OpenThread Border Router

View source on GitHub

A Thread Border Router connects a Thread network to other IP-based networks, such as Wi-Fi or Ethernet. A Thread network requires a Border Router to connect to other networks.

OTBR Border Agent Architecture

A Thread Border Router minimally supports the following functions:

  • Bidirectional IP connectivity between Thread and Wi-Fi/Ethernet networks.
  • Bidirectional DNS-based service discovery via mDNS (on a Wi-Fi/Ethernet link) and SRP (on a Thread network).
  • Thread-over-infrastructure that merges Thread partitions over IP-based links.
  • External Thread Commissioning (for example, a mobile phone) to authenticate and join a Thread device to a Thread network.
Thread Certified

OpenThread's implementation of a Border Router is called OpenThread Border Router (OTBR), supporting a Radio Co-Processor (RCP) design.
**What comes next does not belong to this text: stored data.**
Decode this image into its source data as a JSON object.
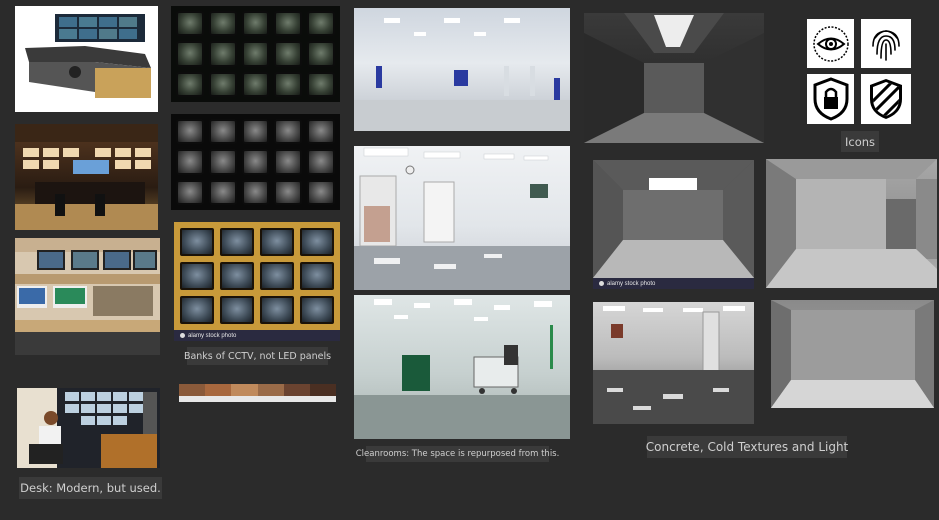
{
  "captions": {
    "desk": "Desk: Modern, but used.",
    "cctv": "Banks of CCTV, not LED panels",
    "cleanrooms": "Cleanrooms: The space is repurposed from this.",
    "concrete": "Concrete, Cold Textures and Light",
    "icons": "Icons"
  },
  "watermark": "alamy stock photo",
  "icons": [
    "eye-icon",
    "fingerprint-icon",
    "lock-shield-icon",
    "stripe-shield-icon"
  ],
  "palette": [
    "#8a5a3a",
    "#a8683e",
    "#c08a5c",
    "#9a6b48",
    "#6a4330",
    "#4a2f22"
  ]
}
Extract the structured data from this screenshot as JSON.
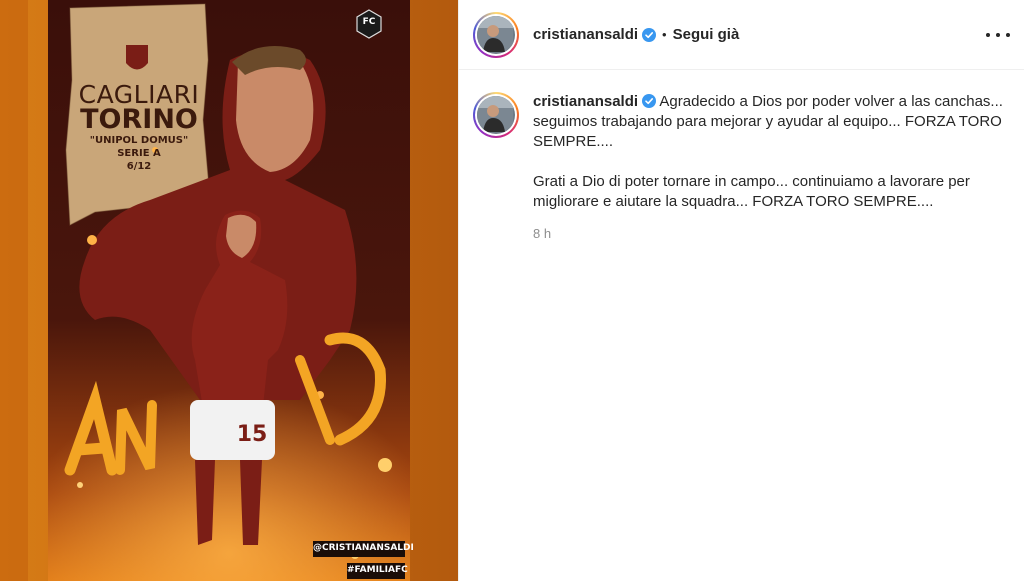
{
  "post": {
    "image": {
      "alt": "Torino football player poster",
      "match_home": "CAGLIARI",
      "match_away": "TORINO",
      "venue": "\"UNIPOL DOMUS\"",
      "league": "SERIE A",
      "date": "6/12",
      "badge": "FC",
      "player_name_art": "ANSALDI",
      "shirt_number": "15",
      "tag_user": "@CRISTIANANSALDI",
      "tag_hashtag": "#FAMILIAFC",
      "colors": {
        "maroon": "#6e1a14",
        "orange": "#e8851d",
        "parchment": "#caa77a"
      }
    },
    "header": {
      "username": "cristianansaldi",
      "verified_icon": "verified-badge-icon",
      "separator": "•",
      "follow_label": "Segui già",
      "more_icon": "more-horizontal-icon"
    },
    "caption": {
      "username": "cristianansaldi",
      "text_es": " Agradecido a Dios por poder volver a las canchas... seguimos trabajando para mejorar y ayudar al equipo... FORZA TORO SEMPRE....",
      "text_it": "Grati a Dio di poter tornare in campo... continuiamo a lavorare per migliorare e aiutare la squadra... FORZA TORO SEMPRE....",
      "time": "8 h"
    },
    "accent_colors": {
      "verified": "#3897f0",
      "muted": "#8e8e8e"
    }
  }
}
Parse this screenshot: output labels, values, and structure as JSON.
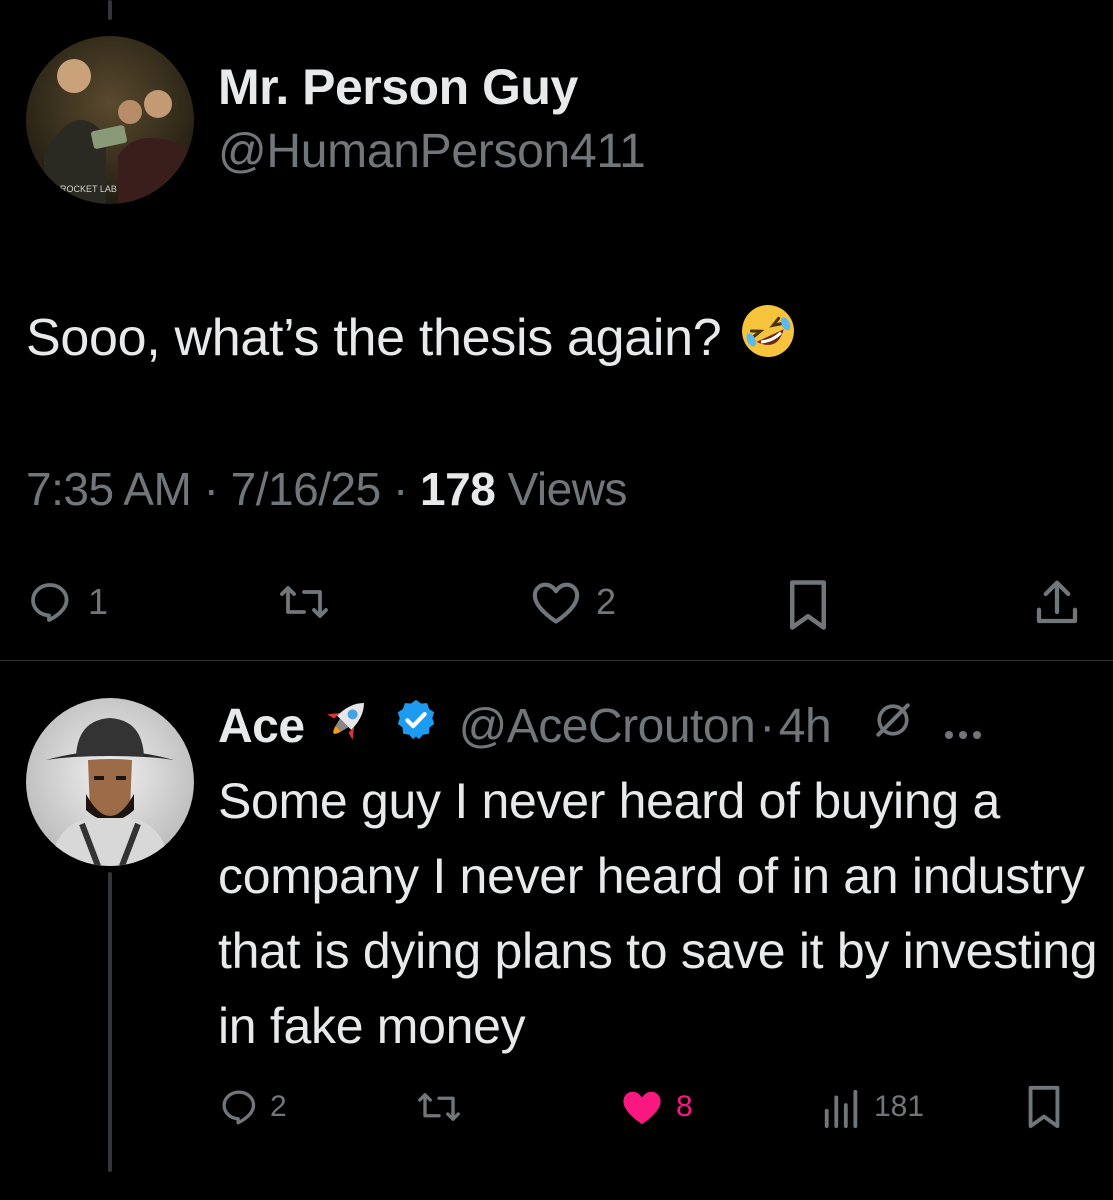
{
  "colors": {
    "background": "#000000",
    "primary_text": "#e7e9ea",
    "secondary_text": "#71767b",
    "like_active": "#f91880",
    "verified": "#1d9bf0"
  },
  "main_tweet": {
    "display_name": "Mr. Person Guy",
    "handle": "@HumanPerson411",
    "avatar_caption": "ROCKET LAB",
    "text": "Sooo, what’s the thesis again?",
    "emoji": "rolling-on-floor-laughing-emoji",
    "time": "7:35 AM",
    "separator": "·",
    "date": "7/16/25",
    "views_count": "178",
    "views_label": "Views",
    "actions": {
      "reply_count": "1",
      "retweet_count": "",
      "like_count": "2"
    },
    "icons": [
      "reply-icon",
      "retweet-icon",
      "like-icon",
      "bookmark-icon",
      "share-icon"
    ]
  },
  "reply_tweet": {
    "display_name": "Ace",
    "name_emoji": "rocket-emoji",
    "handle": "@AceCrouton",
    "separator": "·",
    "time_ago": "4h",
    "text": "Some guy I never heard of buying a company I never heard of in an industry that is dying plans to save it by investing in fake money",
    "actions": {
      "reply_count": "2",
      "retweet_count": "",
      "like_count": "8",
      "liked": true,
      "views_count": "181"
    },
    "icons": [
      "reply-icon",
      "retweet-icon",
      "like-icon-filled",
      "views-icon",
      "bookmark-icon",
      "grok-icon",
      "more-icon"
    ]
  }
}
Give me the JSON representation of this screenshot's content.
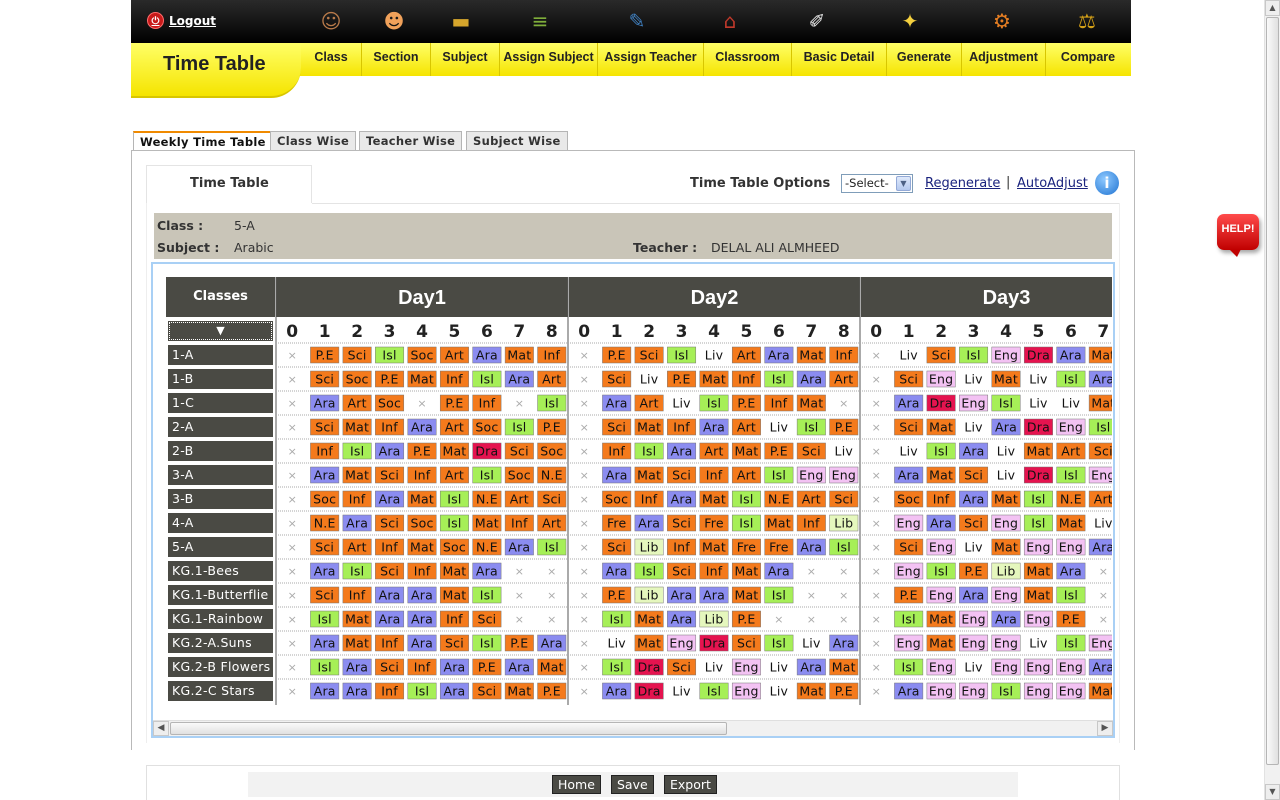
{
  "header": {
    "logout_label": "Logout",
    "page_title": "Time Table",
    "nav_icons": [
      "users-icon",
      "people-icon",
      "book-icon",
      "books-stack-icon",
      "teacher-icon",
      "school-icon",
      "notepad-icon",
      "lightbulb-icon",
      "gear-icon",
      "scales-icon"
    ],
    "menu": [
      "Class",
      "Section",
      "Subject",
      "Assign Subject",
      "Assign Teacher",
      "Classroom",
      "Basic Detail",
      "Generate",
      "Adjustment",
      "Compare"
    ]
  },
  "tabs": [
    "Weekly Time Table",
    "Class Wise",
    "Teacher Wise",
    "Subject Wise"
  ],
  "active_tab": "Weekly Time Table",
  "subtab": "Time Table",
  "options": {
    "label": "Time Table Options",
    "select_value": "-Select-",
    "regenerate": "Regenerate",
    "separator": "|",
    "autoadjust": "AutoAdjust",
    "info_icon": "i"
  },
  "info": {
    "class_label": "Class :",
    "class_value": "5-A",
    "subject_label": "Subject :",
    "subject_value": "Arabic",
    "teacher_label": "Teacher :",
    "teacher_value": "DELAL ALI ALMHEED"
  },
  "grid": {
    "classes_header": "Classes",
    "sort_icon": "▼",
    "days": [
      "Day1",
      "Day2",
      "Day3"
    ],
    "periods": [
      "0",
      "1",
      "2",
      "3",
      "4",
      "5",
      "6",
      "7",
      "8"
    ],
    "classes": [
      "1-A",
      "1-B",
      "1-C",
      "2-A",
      "2-B",
      "3-A",
      "3-B",
      "4-A",
      "5-A",
      "KG.1-Bees",
      "KG.1-Butterflie",
      "KG.1-Rainbow",
      "KG.2-A.Suns",
      "KG.2-B Flowers",
      "KG.2-C Stars"
    ],
    "rows": [
      [
        "P.E Sci Isl Soc Art Ara Mat Inf",
        "P.E Sci Isl Liv Art Ara Mat Inf",
        "Liv Sci Isl Eng Dra Ara Mat"
      ],
      [
        "Sci Soc P.E Mat Inf Isl Ara Art",
        "Sci Liv P.E Mat Inf Isl Ara Art",
        "Sci Eng Liv Mat Liv Isl Ara"
      ],
      [
        "Ara Art Soc - P.E Inf - Isl",
        "Ara Art Liv Isl P.E Inf Mat -",
        "Ara Dra Eng Isl Liv Liv Mat"
      ],
      [
        "Sci Mat Inf Ara Art Soc Isl P.E",
        "Sci Mat Inf Ara Art Liv Isl P.E",
        "Sci Mat Liv Ara Dra Eng Isl"
      ],
      [
        "Inf Isl Ara P.E Mat Dra Sci Soc",
        "Inf Isl Ara Art Mat P.E Sci Liv",
        "Liv Isl Ara Liv Mat Art Sci"
      ],
      [
        "Ara Mat Sci Inf Art Isl Soc N.E",
        "Ara Mat Sci Inf Art Isl Eng Eng",
        "Ara Mat Sci Liv Dra Isl Eng"
      ],
      [
        "Soc Inf Ara Mat Isl N.E Art Sci",
        "Soc Inf Ara Mat Isl N.E Art Sci",
        "Soc Inf Ara Mat Isl N.E Art"
      ],
      [
        "N.E Ara Sci Soc Isl Mat Inf Art",
        "Fre Ara Sci Fre Isl Mat Inf Lib",
        "Eng Ara Sci Eng Isl Mat Liv"
      ],
      [
        "Sci Art Inf Mat Soc N.E Ara Isl",
        "Sci Lib Inf Mat Fre Fre Ara Isl",
        "Sci Eng Liv Mat Eng Eng Ara"
      ],
      [
        "Ara Isl Sci Inf Mat Ara - -",
        "Ara Isl Sci Inf Mat Ara - -",
        "Eng Isl P.E Lib Mat Ara -"
      ],
      [
        "Sci Inf Ara Ara Mat Isl - -",
        "P.E Lib Ara Ara Mat Isl - -",
        "P.E Eng Ara Eng Mat Isl -"
      ],
      [
        "Isl Mat Ara Ara Inf Sci - -",
        "Isl Mat Ara Lib P.E - -",
        "Isl Mat Eng Ara Eng P.E -"
      ],
      [
        "Ara Mat Inf Ara Sci Isl P.E Ara",
        "Liv Mat Eng Dra Sci Isl Liv Ara",
        "Eng Mat Eng Eng Liv Isl Eng"
      ],
      [
        "Isl Ara Sci Inf Ara P.E Ara Mat",
        "Isl Dra Sci Liv Eng Liv Ara Mat",
        "Isl Eng Liv Eng Eng Eng Ara"
      ],
      [
        "Ara Ara Inf Isl Ara Sci Mat P.E",
        "Ara Dra Liv Isl Eng Liv Mat P.E",
        "Ara Eng Eng Isl Eng Eng Mat"
      ]
    ],
    "empty_symbol": "×",
    "subject_colors": {
      "P.E": "#f47a1c",
      "Sci": "#f47a1c",
      "Soc": "#f47a1c",
      "Art": "#f47a1c",
      "Mat": "#f47a1c",
      "Inf": "#f47a1c",
      "N.E": "#f47a1c",
      "Fre": "#f47a1c",
      "Isl": "#a6ef57",
      "Lib": "#e5f7bd",
      "Liv": "#ffffff",
      "Ara": "#8b8cf0",
      "Eng": "#f3c2f3",
      "Dra": "#e5134f"
    }
  },
  "footer": {
    "home": "Home",
    "save": "Save",
    "export": "Export"
  },
  "help_label": "HELP!"
}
When choosing your platform, consider the following benefits of using RCP:

  • More resources: OpenThread can take advantage of the host processor's resources, which is typically much more than what an 802.15.4 SoC provides.
  • More cost effective: minimize resource requirements on the 802.15.4 SoC, which can lead to a more cost-effective solution.
  • Easier to debug: since most of the processing happens on the host processor, you can utilize more capable debugging tools on the host processor.
  • More stable 802.15.4 SoC firmware: the RCP only implements the sub-MAC and PHY, reducing the frequency at which the 802.15.4 SoC needs firmware updates.
  • Easier integration with host IPv6 network stack: having OpenThread run on the host allows for more direct integration with the host IPv6 stack.

Features and services

OTBR includes a number of features, including:

  • NAT64 for connecting to IPv4 networks
  • DHCPv6 Prefix Delegation to obtain IPv6 prefixes for a Thread network
  • Thread Border Agent to support external commissioning

Border Router services

OTBR provides the following services:

  • mDNS Publisher — Allows an External Commissioner to discover an OTBR and its associated Thread network
  • PSKc Generator — For generation of PSKc keys

OTBR firewall

OTBR uses iptables and ipset to implement the following ingress filtering rules:

  • Block inbound packets initiated with On-Link address sources, for example Off-Mesh Routable (OMR) and Mesh-Local prefix based addresses.
  • Block inbound unicast packets whose destination address is not an OMR address or a Domain Unicast Address (DUA).
  • Block inbound unicast packets whose source address or destination address is Link-Local. Note that this rule is handled by the kernel and not explicitly set.